試合前時点で、同投手とは19打数4安打の打率2割1分1厘。初対戦は4年前の19年で、3打数無安打だった。当時の印象は「分からないまま終わった」と完敗だった。だが、経験を踏まえ、いずれ攻略する。バーランダー(現メッツ)やコール(現ヤンキース)とも最初はコテンパンにされながら、やり返してきた。
グリンキーからの初本塁打に「今まであんまり打ってなかったので、まず1本打てて良かった」。前日のメジャー通算150号とは違い、勝ちに直結した逆転弾を「シチュエーションが良かったので、素直にうれしい」と喜んだ。メジャー6年目。経験が強みとなり、着実に形となっている。

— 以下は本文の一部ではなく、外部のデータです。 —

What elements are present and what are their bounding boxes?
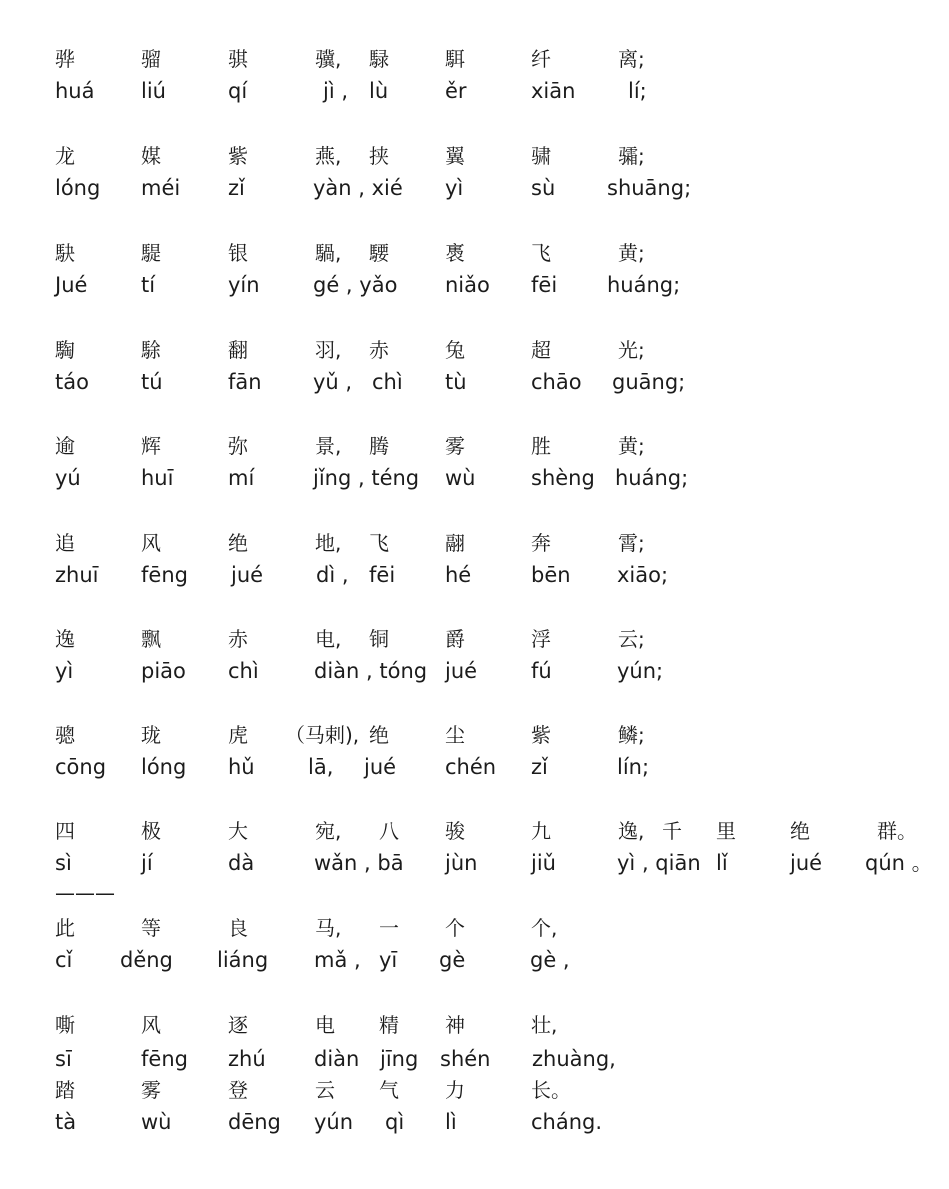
pinyin-word: guāng; xyxy=(612,370,686,394)
hanzi-word: 虎 xyxy=(228,723,248,747)
separator-dash: ——— xyxy=(55,881,115,905)
pinyin-word: lǐ xyxy=(716,851,728,875)
pinyin-word: dēng xyxy=(228,1110,281,1134)
pinyin-word: yín xyxy=(228,273,260,297)
pinyin-word: lóng xyxy=(141,755,187,779)
pinyin-word: ěr xyxy=(445,79,467,103)
pinyin-word: niǎo xyxy=(445,273,490,297)
hanzi-word: 紫 xyxy=(228,144,248,168)
pinyin-word: shén xyxy=(440,1047,491,1071)
pinyin-word: qún 。 xyxy=(865,851,933,875)
hanzi-word: 良 xyxy=(228,916,248,940)
pinyin-word: shuāng; xyxy=(607,176,692,200)
hanzi-word: 个, xyxy=(531,916,558,940)
hanzi-word: 逸, xyxy=(618,819,645,843)
hanzi-word: 尘 xyxy=(445,723,465,747)
hanzi-word: 此 xyxy=(55,916,75,940)
hanzi-word: 赤 xyxy=(228,627,248,651)
hanzi-word: 浮 xyxy=(531,627,551,651)
pinyin-word: hǔ xyxy=(228,755,255,779)
hanzi-word: 地, xyxy=(315,531,342,555)
pinyin-word: tà xyxy=(55,1110,77,1134)
pinyin-word: huáng; xyxy=(615,466,689,490)
pinyin-word: wù xyxy=(445,466,476,490)
pinyin-word: děng xyxy=(120,948,173,972)
hanzi-word: 翮 xyxy=(445,531,465,555)
hanzi-word: 景, xyxy=(315,434,342,458)
hanzi-word: 骦; xyxy=(618,144,645,168)
pinyin-word: qí xyxy=(228,79,248,103)
hanzi-word: 燕, xyxy=(315,144,342,168)
hanzi-word: 奔 xyxy=(531,531,551,555)
hanzi-word: 龙 xyxy=(55,144,75,168)
hanzi-word: 胜 xyxy=(531,434,551,458)
hanzi-word: 宛, xyxy=(315,819,342,843)
pinyin-word: liú xyxy=(141,79,166,103)
hanzi-word: 云 xyxy=(315,1078,335,1102)
pinyin-word: liáng xyxy=(217,948,269,972)
hanzi-word: 骝 xyxy=(141,47,161,71)
pinyin-word: jùn xyxy=(445,851,478,875)
hanzi-word: 电 xyxy=(315,1013,335,1037)
hanzi-word: 飘 xyxy=(141,627,161,651)
hanzi-word: 大 xyxy=(228,819,248,843)
hanzi-word: 九 xyxy=(531,819,551,843)
hanzi-word: 騧, xyxy=(315,241,342,265)
pinyin-word: lì xyxy=(445,1110,457,1134)
hanzi-word: 绝 xyxy=(228,531,248,555)
hanzi-word: 马, xyxy=(315,916,342,940)
pinyin-word: diàn xyxy=(314,1047,360,1071)
hanzi-word: （马剌), xyxy=(285,723,360,747)
pinyin-word: fēng xyxy=(141,1047,188,1071)
pinyin-word: lā, xyxy=(308,755,334,779)
hanzi-word: 精 xyxy=(379,1013,399,1037)
hanzi-word: 里 xyxy=(716,819,736,843)
pinyin-word: yú xyxy=(55,466,81,490)
pinyin-word: zhuī xyxy=(55,563,99,587)
pinyin-word: jiǔ xyxy=(531,851,556,875)
pinyin-word: mǎ , xyxy=(314,948,361,972)
pinyin-word: mí xyxy=(228,466,255,490)
pinyin-word: hé xyxy=(445,563,472,587)
hanzi-word: 八 xyxy=(379,819,399,843)
pinyin-word: jì , xyxy=(323,79,349,103)
pinyin-word: jīng xyxy=(380,1047,419,1071)
hanzi-word: 駼 xyxy=(141,338,161,362)
hanzi-word: 雾 xyxy=(141,1078,161,1102)
hanzi-word: 超 xyxy=(531,338,551,362)
pinyin-word: yǔ , xyxy=(313,370,353,394)
hanzi-word: 骅 xyxy=(55,47,75,71)
pinyin-word: fān xyxy=(228,370,262,394)
hanzi-word: 踏 xyxy=(55,1078,75,1102)
pinyin-word: xiān xyxy=(531,79,576,103)
pinyin-word: sī xyxy=(55,1047,72,1071)
hanzi-word: 翻 xyxy=(228,338,248,362)
pinyin-word: chāo xyxy=(531,370,582,394)
pinyin-word: yàn , xié xyxy=(313,176,403,200)
pinyin-word: zǐ xyxy=(228,176,245,200)
pinyin-word: xiāo; xyxy=(617,563,669,587)
hanzi-word: 紫 xyxy=(531,723,551,747)
pinyin-word: sù xyxy=(531,176,556,200)
pinyin-word: bēn xyxy=(531,563,571,587)
hanzi-word: 赤 xyxy=(369,338,389,362)
hanzi-word: 兔 xyxy=(445,338,465,362)
hanzi-word: 嘶 xyxy=(55,1013,75,1037)
pinyin-word: jué xyxy=(445,659,478,683)
pinyin-word: lín; xyxy=(617,755,650,779)
pinyin-word: piāo xyxy=(141,659,186,683)
pinyin-word: wǎn , bā xyxy=(314,851,404,875)
hanzi-word: 骏 xyxy=(445,819,465,843)
hanzi-word: 长。 xyxy=(531,1078,571,1102)
hanzi-word: 逐 xyxy=(228,1013,248,1037)
pinyin-word: yì , qiān xyxy=(617,851,701,875)
hanzi-word: 绝 xyxy=(369,723,389,747)
pinyin-word: yī xyxy=(379,948,398,972)
pinyin-word: jí xyxy=(141,851,153,875)
hanzi-word: 珑 xyxy=(141,723,161,747)
hanzi-word: 骐 xyxy=(228,47,248,71)
pinyin-word: diàn , tóng xyxy=(314,659,428,683)
pinyin-word: tù xyxy=(445,370,467,394)
hanzi-word: 风 xyxy=(141,531,161,555)
pinyin-word: fēi xyxy=(531,273,558,297)
pinyin-word: sì xyxy=(55,851,72,875)
pinyin-word: cǐ xyxy=(55,948,73,972)
pinyin-word: dì , xyxy=(316,563,349,587)
hanzi-word: 弥 xyxy=(228,434,248,458)
pinyin-word: chén xyxy=(445,755,497,779)
pinyin-word: méi xyxy=(141,176,181,200)
hanzi-word: 银 xyxy=(228,241,248,265)
hanzi-word: 挟 xyxy=(369,144,389,168)
pinyin-word: zhú xyxy=(228,1047,266,1071)
hanzi-word: 辉 xyxy=(141,434,161,458)
pinyin-word: huá xyxy=(55,79,95,103)
hanzi-word: 四 xyxy=(55,819,75,843)
hanzi-word: 风 xyxy=(141,1013,161,1037)
pinyin-word: jǐng , téng xyxy=(313,466,420,490)
pinyin-word: dà xyxy=(228,851,255,875)
pinyin-word: lóng xyxy=(55,176,101,200)
pinyin-word: huáng; xyxy=(607,273,681,297)
pinyin-word: wù xyxy=(141,1110,172,1134)
hanzi-word: 一 xyxy=(379,916,399,940)
pinyin-word: huī xyxy=(141,466,174,490)
hanzi-word: 电, xyxy=(315,627,342,651)
pinyin-word: yì xyxy=(55,659,74,683)
pinyin-word: chì xyxy=(228,659,259,683)
hanzi-word: 褭 xyxy=(445,241,465,265)
hanzi-word: 等 xyxy=(141,916,161,940)
hanzi-word: 翼 xyxy=(445,144,465,168)
pinyin-word: fú xyxy=(531,659,552,683)
hanzi-word: 骢 xyxy=(55,723,75,747)
hanzi-word: 神 xyxy=(445,1013,465,1037)
hanzi-word: 绝 xyxy=(790,819,810,843)
hanzi-word: 追 xyxy=(55,531,75,555)
pinyin-word: gè xyxy=(439,948,466,972)
hanzi-word: 骕 xyxy=(531,144,551,168)
hanzi-word: 纤 xyxy=(531,47,551,71)
hanzi-word: 飞 xyxy=(531,241,551,265)
hanzi-word: 鳞; xyxy=(618,723,645,747)
pinyin-word: yún; xyxy=(617,659,664,683)
hanzi-word: 离; xyxy=(618,47,645,71)
hanzi-word: 骥, xyxy=(315,47,342,71)
hanzi-word: 飞 xyxy=(369,531,389,555)
hanzi-word: 黄; xyxy=(618,434,645,458)
hanzi-word: 光; xyxy=(618,338,645,362)
hanzi-word: 雾 xyxy=(445,434,465,458)
pinyin-word: jué xyxy=(790,851,823,875)
pinyin-word: lí; xyxy=(628,79,647,103)
pinyin-word: táo xyxy=(55,370,89,394)
pinyin-word: zǐ xyxy=(531,755,548,779)
hanzi-word: 駬 xyxy=(445,47,465,71)
hanzi-word: 羽, xyxy=(315,338,342,362)
pinyin-word: chì xyxy=(372,370,403,394)
hanzi-word: 駃 xyxy=(55,241,75,265)
hanzi-word: 媒 xyxy=(141,144,161,168)
pinyin-word: cōng xyxy=(55,755,107,779)
pinyin-word: cháng. xyxy=(531,1110,603,1134)
hanzi-word: 騄 xyxy=(369,47,389,71)
pinyin-word: gé , yǎo xyxy=(313,273,398,297)
hanzi-word: 騠 xyxy=(141,241,161,265)
hanzi-word: 腾 xyxy=(369,434,389,458)
hanzi-word: 力 xyxy=(445,1078,465,1102)
hanzi-word: 壮, xyxy=(531,1013,558,1037)
hanzi-word: 爵 xyxy=(445,627,465,651)
pinyin-word: fēng xyxy=(141,563,188,587)
pinyin-word: yì xyxy=(445,176,464,200)
pinyin-word: gè , xyxy=(530,948,570,972)
pinyin-word: lù xyxy=(369,79,389,103)
hanzi-word: 个 xyxy=(445,916,465,940)
pinyin-word: tí xyxy=(141,273,156,297)
pinyin-word: shèng xyxy=(531,466,595,490)
hanzi-word: 霄; xyxy=(618,531,645,555)
pinyin-word: tú xyxy=(141,370,163,394)
pinyin-word: fēi xyxy=(369,563,396,587)
hanzi-word: 极 xyxy=(141,819,161,843)
hanzi-word: 云; xyxy=(618,627,645,651)
hanzi-word: 騕 xyxy=(369,241,389,265)
hanzi-word: 千 xyxy=(662,819,682,843)
hanzi-word: 登 xyxy=(228,1078,248,1102)
hanzi-word: 铜 xyxy=(369,627,389,651)
hanzi-word: 逸 xyxy=(55,627,75,651)
pinyin-word: zhuàng, xyxy=(532,1047,616,1071)
pinyin-word: yún xyxy=(314,1110,354,1134)
pinyin-word: Jué xyxy=(55,273,88,297)
hanzi-word: 气 xyxy=(379,1078,399,1102)
pinyin-word: qì xyxy=(385,1110,405,1134)
hanzi-word: 騊 xyxy=(55,338,75,362)
pinyin-word: jué xyxy=(231,563,264,587)
hanzi-word: 逾 xyxy=(55,434,75,458)
hanzi-word: 黄; xyxy=(618,241,645,265)
pinyin-word: jué xyxy=(364,755,397,779)
hanzi-word: 群。 xyxy=(877,819,917,843)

○…不敗神話が続き、エンゼルスはア・リーグ西地区単独2位に浮上した。24号2ランを放った大谷の直後、トラウトが15号ソロで2者連続本塁打を飾った。2人のアベックアーチ「トラウタニ弾」は通算28度目で20勝8敗、今季は6戦6勝。この日は連発だったためか、大谷から恒例のかぶとをかぶせてもらい、祝福された。トラウトは「ダッグアウトにいって翔平がかぶせてくれるのはとてもクールだね。(打撃の)感覚もすごくいい」と笑顔だった。
▼大谷が12~18日の7試合で23打数10安打(打率4割3分5厘)、6本塁打、12打点。大リーグ移籍後、月曜日から日曜日までの週間成績で、6本塁打は21年6月28日~7月4日に並ぶ自己最多。12打点は過去3度あった10打点を上回る自己新となった。15日レンジャーズ戦では勝利投手になっており、5度目の週間MVPはほぼ確実。5度はイチローに並ぶ日本選手最多となる。

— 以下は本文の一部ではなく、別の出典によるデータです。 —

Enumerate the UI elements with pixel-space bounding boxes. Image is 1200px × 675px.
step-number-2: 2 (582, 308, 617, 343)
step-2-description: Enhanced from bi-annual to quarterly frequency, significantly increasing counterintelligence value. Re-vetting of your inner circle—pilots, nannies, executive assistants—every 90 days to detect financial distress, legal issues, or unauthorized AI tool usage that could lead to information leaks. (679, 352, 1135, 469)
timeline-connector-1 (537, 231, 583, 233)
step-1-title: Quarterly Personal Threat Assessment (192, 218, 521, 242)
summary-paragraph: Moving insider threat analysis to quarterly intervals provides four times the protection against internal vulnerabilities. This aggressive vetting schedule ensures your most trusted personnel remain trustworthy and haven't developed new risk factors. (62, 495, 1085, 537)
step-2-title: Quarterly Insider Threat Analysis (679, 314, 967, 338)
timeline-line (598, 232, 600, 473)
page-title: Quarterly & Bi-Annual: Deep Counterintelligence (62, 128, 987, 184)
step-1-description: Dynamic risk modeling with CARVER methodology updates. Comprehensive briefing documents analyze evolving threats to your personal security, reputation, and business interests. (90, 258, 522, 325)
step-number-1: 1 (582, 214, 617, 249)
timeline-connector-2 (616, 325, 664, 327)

▼大谷は大リーグ通算400打点に到達。日本選手の400打点は(1)イチロー780打点(2)松井秀760打点に次いで3人目。
◆大谷の父の日弾 日米を通じ、21年6月20日タイガース戦に次いで2年ぶり2本目。前回は3試合連続本塁打となり、この週に今回と同じ自己最多の週間6発を放って3度目の週間MVPに輝いている。